CAMBRIDGE, Mass. & BEIJING– BeiGene, Ltd. (NASDAQ: BGNE; HKEX: 06160), a global biotechnology company focused on developing and commercializing innovative medicines worldwide, today announced that BRUKINSA® (zanubrutinib) has received approval from the U.S. Food and Drug Administration (FDA) for the treatment of adult patients with Waldenström’s macroglobulinemia (WM).
“We are delighted by today’s FDA approval for BRUKINSA in its second indication, offering a new treatment option with demonstrated efficacy and safety benefits for patients with Waldenström’s macroglobulinemia. As shown in the ASPEN trial, BRUKINSA can improve treatment outcomes for these patients and potentially make a positive impact on their lives,” commented Jane Huang, M.D., Chief Medical Officer, Hematology at BeiGene.
Dr. Huang continued, “With 11 regulatory approvals in under two years, including two in the U.S., BRUKINSA is demonstrating its growing utility as a treatment option for B-cell malignancies and expanding its footprint to potentially benefit more patients worldwide. We will continue to evaluate BRUKINSA in its broad global clinical program and look forward to additional clinical evidence to establish its position as a potentially best-in-class medicine.”
“The ASPEN trial provided compelling evidence that BRUKINSA is a highly active BTK inhibitor in Waldenström’s macroglobulinemia, and compared to the first-generation BTK inhibitor, showed improved tolerability across a number of clinically important side effects.

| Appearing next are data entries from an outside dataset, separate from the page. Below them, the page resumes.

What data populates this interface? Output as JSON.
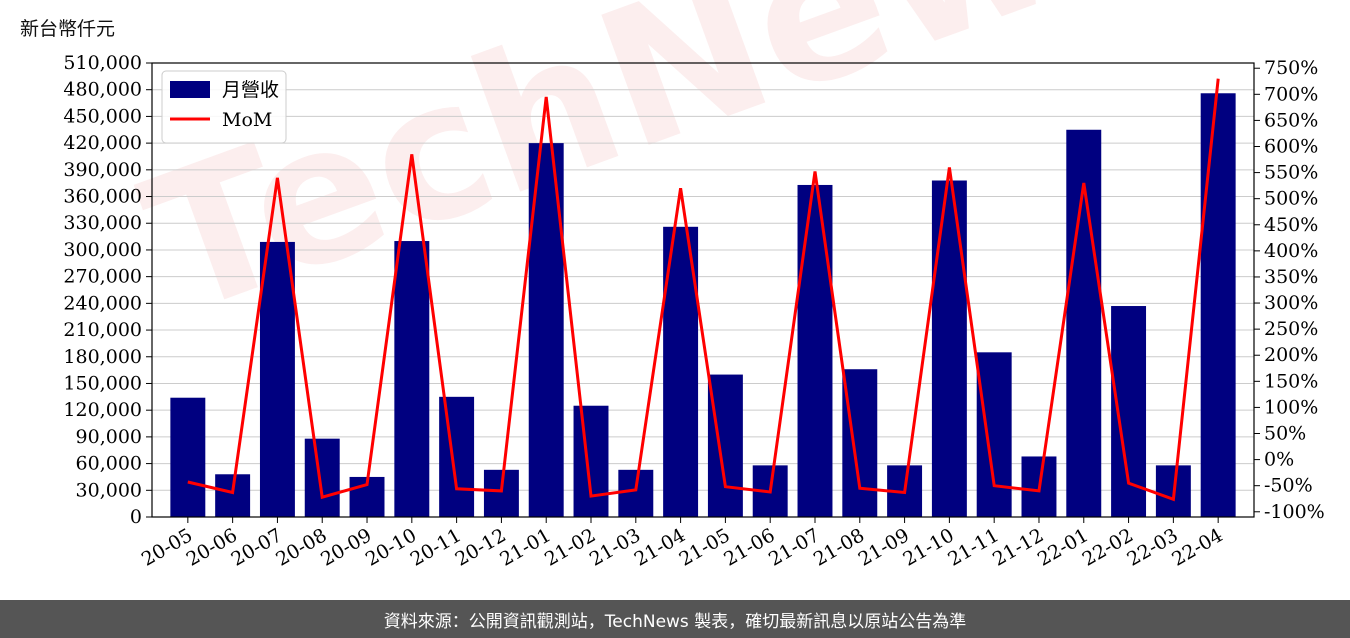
{
  "unit_label": "新台幣仟元",
  "watermark": "TechNews",
  "footer": "資料來源：公開資訊觀測站，TechNews 製表，確切最新訊息以原站公告為準",
  "colors": {
    "bar": "#000080",
    "line": "#ff0000",
    "grid": "#cccccc",
    "axis": "#000000"
  },
  "chart_data": {
    "type": "bar",
    "title": "",
    "xlabel": "",
    "ylabel": "新台幣仟元",
    "categories": [
      "20-05",
      "20-06",
      "20-07",
      "20-08",
      "20-09",
      "20-10",
      "20-11",
      "20-12",
      "21-01",
      "21-02",
      "21-03",
      "21-04",
      "21-05",
      "21-06",
      "21-07",
      "21-08",
      "21-09",
      "21-10",
      "21-11",
      "21-12",
      "22-01",
      "22-02",
      "22-03",
      "22-04"
    ],
    "series": [
      {
        "name": "月營收",
        "type": "bar",
        "axis": "left",
        "values": [
          134000,
          48000,
          309000,
          88000,
          45000,
          310000,
          135000,
          53000,
          420000,
          125000,
          53000,
          326000,
          160000,
          58000,
          373000,
          166000,
          58000,
          378000,
          185000,
          68000,
          435000,
          237000,
          58000,
          476000
        ]
      },
      {
        "name": "MoM",
        "type": "line",
        "axis": "right",
        "values": [
          -43,
          -63,
          540,
          -72,
          -48,
          585,
          -56,
          -60,
          695,
          -70,
          -58,
          520,
          -52,
          -62,
          552,
          -55,
          -63,
          560,
          -50,
          -60,
          530,
          -45,
          -76,
          730
        ]
      }
    ],
    "ylim": [
      0,
      510000
    ],
    "yticks": [
      "0",
      "30,000",
      "60,000",
      "90,000",
      "120,000",
      "150,000",
      "180,000",
      "210,000",
      "240,000",
      "270,000",
      "300,000",
      "330,000",
      "360,000",
      "390,000",
      "420,000",
      "450,000",
      "480,000",
      "510,000"
    ],
    "y2lim": [
      -110,
      760
    ],
    "y2ticks": [
      "-100%",
      "-50%",
      "0%",
      "50%",
      "100%",
      "150%",
      "200%",
      "250%",
      "300%",
      "350%",
      "400%",
      "450%",
      "500%",
      "550%",
      "600%",
      "650%",
      "700%",
      "750%"
    ],
    "grid": true,
    "legend": "top-left"
  }
}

The approval of BRUKINSA provides an important new option for targeted therapy in Waldenström’s macroglobulinemia,” said Steven Treon, M.D., Ph.D., Director of the Bing Center for Waldenström’s Macroglobulinemia Research at the Dana-Farber Cancer Institute and Professor of Medicine at Harvard Medical School.
“The approval of BRUKINSA in Waldenström’s macroglobulinemia, which is the second therapy approved specifically for the treatment of this rare type of lymphoma, is positive news for patients. Expanded treatment options offer new hope for those living with this disease and can potentially improve patient experience, especially oral therapies that can be given as a single agent,” said Pete DeNardis, Chair of the Board at the International Waldenström’s Macroglobulinemia Foundation (IWMF).
The FDA’s approval of BRUKINSA in WM is primarily based on efficacy results from the multicenter, open-label Phase 3 ASPEN trial (NCT03053440) comparing BRUKINSA to ibrutinib in patients with WM. A total of 201 patients with a MYD88 mutation (MYD88MUT) were enrolled in the randomized Cohort 1.
The primary efficacy endpoint of the ASPEN trial was very good partial response (VGPR) rate in the overall intention-to-treat (ITT) population as assessed by independent review committee (IRC). Based on the modified Sixth International Workshop on Waldenström’s Macroglobulinemia (IWWM-6) response criteria (Treon 2015), the VGPR rate was 28% with BRUKINSA, compared to 19% with ibrutinib; based on the IWWM-6 response criteria (Owen et al 2013), the VGPR rate was 16% with BRUKINSA, compared to 7% with ibrutinib.
In the FDA-approved label, the major efficacy outcome is defined as response rate of partial response (PR) or better as assessed by IRC. Based on either IWWM-6 response criteria, the response rate was 78% with BRUKINSA (95% CI: 68, 85), compared to 78% with ibrutinib (95% CI: 68, 86), and the event-free duration of response (DoR) at 12 months was 94% with BRUKINSA (95% CI: 86, 98), compared to 88% with ibrutinib (95% CI: 77, 94).
The most common (≥20%) adverse reactions based on the pooled safety population of 779 patients were decreased neutrophil count, upper respiratory tract infection, decreased platelet count, rash, hemorrhage, musculoskeletal pain, decreased hemoglobin, bruising, diarrhea, pneumonia, and cough.
The recommended dose of BRUKINSA is either 160 mg twice daily or 320 mg once daily, taken orally with or without food. The dose may be adjusted for adverse reactions and reduced for patients with severe hepatic impairment and certain drug interactions.